QCD String formation and the Casimir Energy
K. Jimmy Juge, J. Kuti, C. Morningstar
TL;DR
The paper investigates how bosonic string formation emerges in gauge theories by analyzing the QCD string spectrum and Casimir energy across quark-antiquark separations. It develops a three-dimensional $Z(2)$ model dual to an Ising–$\phi^4$ theory to realize confinement and a loop expansion around a static soliton, deriving a Dirichlet string spectrum and relating it to an effective string action. It shows string-like excitations at $R \sim 2$–$3$ fm and an early Casimir-energy signal below 1 fm, but finds that ground-state properties do not reliably indicate string formation at small $R$ and that matching to the effective string action remains challenging.

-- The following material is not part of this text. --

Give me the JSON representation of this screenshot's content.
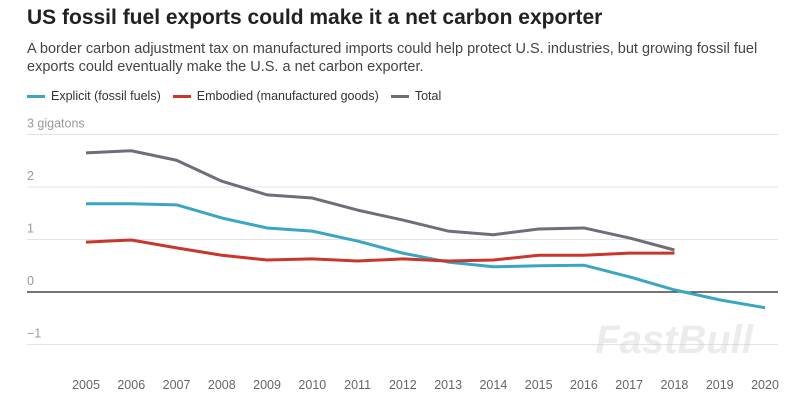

The results highlight a Casimir-energy puzzle and call for refined descriptions of string dynamics beyond the Nambu–Goto action.
Abstract
Three distinct scales are identified in the excitation spectrum of the gluon field around a static quark-antiquark pair as the color source separation R is varied. The spectrum, with string-like excitations on the largest length scales of 2-3 fm, provides clues in its rich fine structure for developing an effective bosonic string description. New results are reported from the three-dimensional Z(2) and SU(2) gauge models, providing further insight into the mechanism of bosonic string formation. The precocious onset of string-like behavior in the Casimir energy of the static quark-antiquark ground state is observed below R=1 fm where most of the string eigenmodes do not exist and the few stable excitations above the ground state are displaced. We find no firm theoretical foundation for the widely held view of discovering string formation from high precision ground state properties below the 1 fm scale.